What will it take to be heard above this melody? It hasn’t taken the frenzied, shrieking lynchings and pogroms by Jewish mobs in Tel Aviv or Lod. Nor the buildings and homes exploding into ear-splitting smithereens in Gaza. It hasn’t taken the sound of children’s bodies torn apart by bombs, limbs flinging against debris.
It’s not a question of apathy. Would that it was. Apathy can at least encompass an acknowledgment of the moral legitimacy of a cause whilst tuning out as background noise a people’s anguished screams for help. No, for Palestinians, the soundscape of silence questions the very right of Palestinians to scream, to demand to be heard. The clear audibility of a liberation struggle is drowned out by the booming lyrics of ‘two sides’, ‘it’s complex’, ‘conflict’, ‘clashes’, ‘balance’, ‘but what about Hamas?’ and ‘Israeli security.’

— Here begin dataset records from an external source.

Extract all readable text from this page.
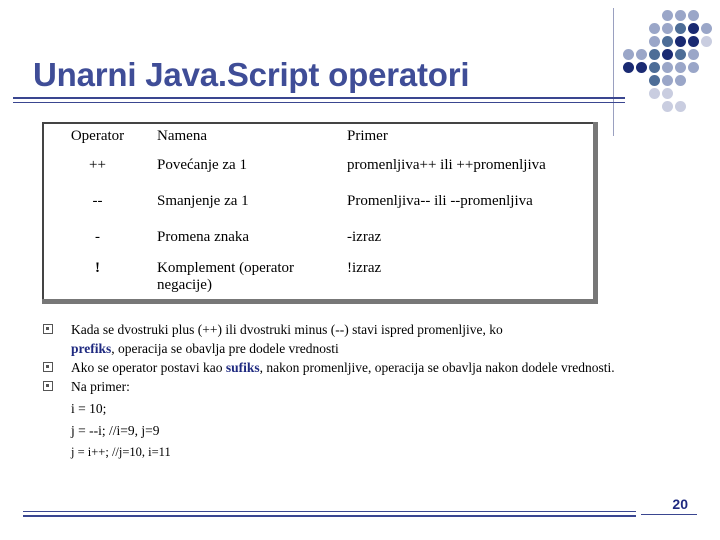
Unarni Java.Script operatori
Operator	Namena	Primer
++	Povećanje za 1	promenljiva++ ili ++promenljiva
--	Smanjenje za 1	Promenljiva-- ili --promenljiva
-	Promena znaka	-izraz
!	Komplement (operator negacije)	!izraz
Kada se dvostruki plus (++) ili dvostruki minus (--) stavi ispred promenljive, ko
prefiks, operacija se obavlja pre dodele vrednosti
Ako se operator postavi kao sufiks, nakon promenljive, operacija se obavlja nakon dodele vrednosti.
Na primer:
i = 10;
j = --i; //i=9, j=9
j = i++; //j=10, i=11
20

It’s hard not to feel broken. I do not know how to face the fact that 73 years of settler colonial violence and ethnic cleansing does not vibrate in people’s ears, heads, hearts and chests so loudly that they will do everything in their power to stop it. I no longer know what it will take for the sound of a Palestinian family being ripped apart by a bomb, or a family pleading to remain in their homes, to ring in people’s ears. I do not know how to face the fact that people I personally know who profess to be progressive, human-rights loving, anti-racist, decolonial, intersectional, open-minded refuse to so much as whisper one word: Palestinian.
Our names, our lives, our dreams, our aspirations, our trauma, our rights are transcribed over and over again: inaudible, inaudible, inaudible.
What will it take for you to hear us?
Randa Abdel-Fattah is an internationally award-winning author, former lawyer and a human rights and anti-racism advocate.